Contract 2: rOUSG.sol:

• Recommendation 1: Consider adding a mechanism to limit the maximum amount of OUSG that can be wrapped or unwrapped in a single transaction, or implementing a fee structure to discourage excessive wrapping/unwrapping and prevent potential price manipulation.

• Recommendation 2: Implement additional safeguards for the OUSG price oracle, such as using multiple oracles or a decentralized oracle network, to ensure the integrity of the price data and reduce the risk of incorrect rebasing.

• Recommendation 3: Implement a multi-sig requirement or a time lock for changing the KYC registry address to prevent single points of failure and ensure proper vetting of new KYC registries.

• Recommendation 4: Review and update the KYC registry to ensure compliance with the latest regulations and best practices, maintaining the effectiveness of the KYC checks.

Contract 3: rOUSGFactory.sol

• Recommendation 1: Implement a multi-sig requirement or a time lock for changing the guardian address to prevent single points of failure and ensure proper control over the contract.

• Recommendation 2: Add validation checks or use a whitelist of trusted addresses for the kycRegistry, ousg, and oracle addresses provided to the deployRebasingOUSG function to ensure the safety and integrity of the deployed rOUSG instances.

• Recommendation 3: Implement a mechanism to verify the correctness and safety of the calls made through the multiexcall function, such as input validation, gas limits, or a whitelist of allowed function signatures, to prevent unintended side effects or malicious actions.

Conclusion

The 3 contracts implement good security measures = re-entrancy guards, access control, and SafeMath for arithmetic operations.
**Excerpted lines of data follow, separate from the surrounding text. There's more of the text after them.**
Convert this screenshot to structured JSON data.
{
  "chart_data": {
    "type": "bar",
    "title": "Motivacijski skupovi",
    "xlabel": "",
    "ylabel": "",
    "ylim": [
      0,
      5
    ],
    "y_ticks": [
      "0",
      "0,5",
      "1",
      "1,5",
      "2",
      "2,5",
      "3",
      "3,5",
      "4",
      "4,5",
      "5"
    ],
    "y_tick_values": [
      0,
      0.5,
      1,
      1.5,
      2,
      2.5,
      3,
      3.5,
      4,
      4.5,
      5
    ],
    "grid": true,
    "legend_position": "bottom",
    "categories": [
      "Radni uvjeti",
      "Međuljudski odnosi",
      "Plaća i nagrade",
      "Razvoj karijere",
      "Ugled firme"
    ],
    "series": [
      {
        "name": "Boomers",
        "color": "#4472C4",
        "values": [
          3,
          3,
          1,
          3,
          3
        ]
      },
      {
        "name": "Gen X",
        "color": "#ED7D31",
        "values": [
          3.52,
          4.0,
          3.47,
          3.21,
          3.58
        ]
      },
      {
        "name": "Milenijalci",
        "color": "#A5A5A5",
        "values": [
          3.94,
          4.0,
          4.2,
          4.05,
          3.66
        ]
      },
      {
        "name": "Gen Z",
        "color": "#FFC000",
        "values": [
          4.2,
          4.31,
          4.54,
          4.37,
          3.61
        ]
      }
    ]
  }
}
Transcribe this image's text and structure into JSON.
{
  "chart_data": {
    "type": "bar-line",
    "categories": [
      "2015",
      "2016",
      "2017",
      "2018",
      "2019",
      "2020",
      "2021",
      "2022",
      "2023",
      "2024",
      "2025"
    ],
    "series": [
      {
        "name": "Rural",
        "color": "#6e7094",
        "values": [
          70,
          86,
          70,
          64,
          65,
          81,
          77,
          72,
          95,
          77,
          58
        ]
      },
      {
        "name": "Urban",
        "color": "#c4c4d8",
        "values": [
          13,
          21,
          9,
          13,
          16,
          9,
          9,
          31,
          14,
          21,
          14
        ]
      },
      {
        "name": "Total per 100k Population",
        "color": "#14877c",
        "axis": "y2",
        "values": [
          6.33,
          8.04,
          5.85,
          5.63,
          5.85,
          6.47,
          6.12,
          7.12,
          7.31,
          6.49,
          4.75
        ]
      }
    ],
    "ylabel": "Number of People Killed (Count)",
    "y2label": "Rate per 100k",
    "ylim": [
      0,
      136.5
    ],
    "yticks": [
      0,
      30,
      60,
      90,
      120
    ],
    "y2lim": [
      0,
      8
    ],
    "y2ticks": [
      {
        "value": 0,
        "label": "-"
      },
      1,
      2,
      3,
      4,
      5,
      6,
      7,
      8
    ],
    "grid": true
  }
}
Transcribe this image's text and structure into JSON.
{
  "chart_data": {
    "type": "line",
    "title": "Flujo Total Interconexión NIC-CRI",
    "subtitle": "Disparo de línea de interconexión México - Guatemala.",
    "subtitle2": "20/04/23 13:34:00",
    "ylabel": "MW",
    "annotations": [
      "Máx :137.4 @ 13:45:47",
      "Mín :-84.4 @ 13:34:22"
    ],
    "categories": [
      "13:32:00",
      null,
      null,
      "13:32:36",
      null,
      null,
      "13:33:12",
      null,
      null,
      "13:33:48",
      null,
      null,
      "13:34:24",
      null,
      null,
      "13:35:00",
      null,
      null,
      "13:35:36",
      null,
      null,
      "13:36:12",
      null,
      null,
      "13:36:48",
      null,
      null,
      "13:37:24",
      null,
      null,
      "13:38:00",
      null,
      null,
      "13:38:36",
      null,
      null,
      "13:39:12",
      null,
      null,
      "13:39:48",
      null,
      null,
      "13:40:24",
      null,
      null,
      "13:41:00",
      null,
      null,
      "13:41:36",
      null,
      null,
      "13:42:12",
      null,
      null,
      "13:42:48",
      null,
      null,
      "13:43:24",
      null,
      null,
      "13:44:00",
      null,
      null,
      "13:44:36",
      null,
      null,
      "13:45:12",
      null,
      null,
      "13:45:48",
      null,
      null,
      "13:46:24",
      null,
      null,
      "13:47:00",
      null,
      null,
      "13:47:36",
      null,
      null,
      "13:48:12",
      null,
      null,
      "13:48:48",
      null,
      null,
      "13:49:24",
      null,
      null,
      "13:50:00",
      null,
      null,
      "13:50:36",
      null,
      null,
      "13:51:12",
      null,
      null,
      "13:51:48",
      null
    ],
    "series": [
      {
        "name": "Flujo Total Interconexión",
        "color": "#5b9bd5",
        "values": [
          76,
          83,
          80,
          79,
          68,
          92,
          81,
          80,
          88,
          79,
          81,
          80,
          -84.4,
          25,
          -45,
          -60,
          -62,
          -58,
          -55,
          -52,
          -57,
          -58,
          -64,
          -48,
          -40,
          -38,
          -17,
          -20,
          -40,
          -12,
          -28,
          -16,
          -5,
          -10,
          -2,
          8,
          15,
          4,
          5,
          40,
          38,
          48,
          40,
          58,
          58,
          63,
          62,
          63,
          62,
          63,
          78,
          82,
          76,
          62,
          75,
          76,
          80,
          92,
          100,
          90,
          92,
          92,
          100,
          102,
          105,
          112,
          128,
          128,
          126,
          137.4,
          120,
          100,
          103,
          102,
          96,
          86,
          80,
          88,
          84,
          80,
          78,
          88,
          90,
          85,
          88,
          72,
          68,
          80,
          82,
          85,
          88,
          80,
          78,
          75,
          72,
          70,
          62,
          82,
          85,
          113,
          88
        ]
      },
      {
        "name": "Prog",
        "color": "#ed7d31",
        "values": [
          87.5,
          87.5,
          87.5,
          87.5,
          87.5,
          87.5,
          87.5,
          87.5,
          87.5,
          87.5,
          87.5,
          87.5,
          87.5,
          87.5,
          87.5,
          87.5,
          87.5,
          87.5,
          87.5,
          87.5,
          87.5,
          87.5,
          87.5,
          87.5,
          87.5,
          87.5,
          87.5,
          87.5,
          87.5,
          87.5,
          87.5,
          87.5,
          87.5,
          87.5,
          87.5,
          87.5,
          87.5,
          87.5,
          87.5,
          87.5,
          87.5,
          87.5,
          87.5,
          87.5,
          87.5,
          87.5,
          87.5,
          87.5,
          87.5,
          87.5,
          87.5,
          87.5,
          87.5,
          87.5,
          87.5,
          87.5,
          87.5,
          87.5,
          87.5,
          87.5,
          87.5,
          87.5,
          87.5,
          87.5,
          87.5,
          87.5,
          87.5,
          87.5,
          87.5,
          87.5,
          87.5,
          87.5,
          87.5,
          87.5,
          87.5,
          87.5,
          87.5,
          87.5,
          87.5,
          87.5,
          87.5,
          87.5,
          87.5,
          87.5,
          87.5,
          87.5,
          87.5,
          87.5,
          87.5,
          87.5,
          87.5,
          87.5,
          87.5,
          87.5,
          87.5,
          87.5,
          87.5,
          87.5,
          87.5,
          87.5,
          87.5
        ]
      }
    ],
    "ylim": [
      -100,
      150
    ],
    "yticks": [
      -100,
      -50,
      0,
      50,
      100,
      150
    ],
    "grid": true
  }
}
They also provide good features such as rate limiting, KYC checks, and upgradability through the use of the proxy contracts. By addressing the identified quality assurance issues above, and continuing to follow best practices, Ondo-Finance can be confident that the OUSGInstantManager, ROUSG, and ROUSGFactory contracts provide a secure, reliable, and efficient platform for managing minting, redeeming, and rebasing of the OUSG and rOUSG tokens.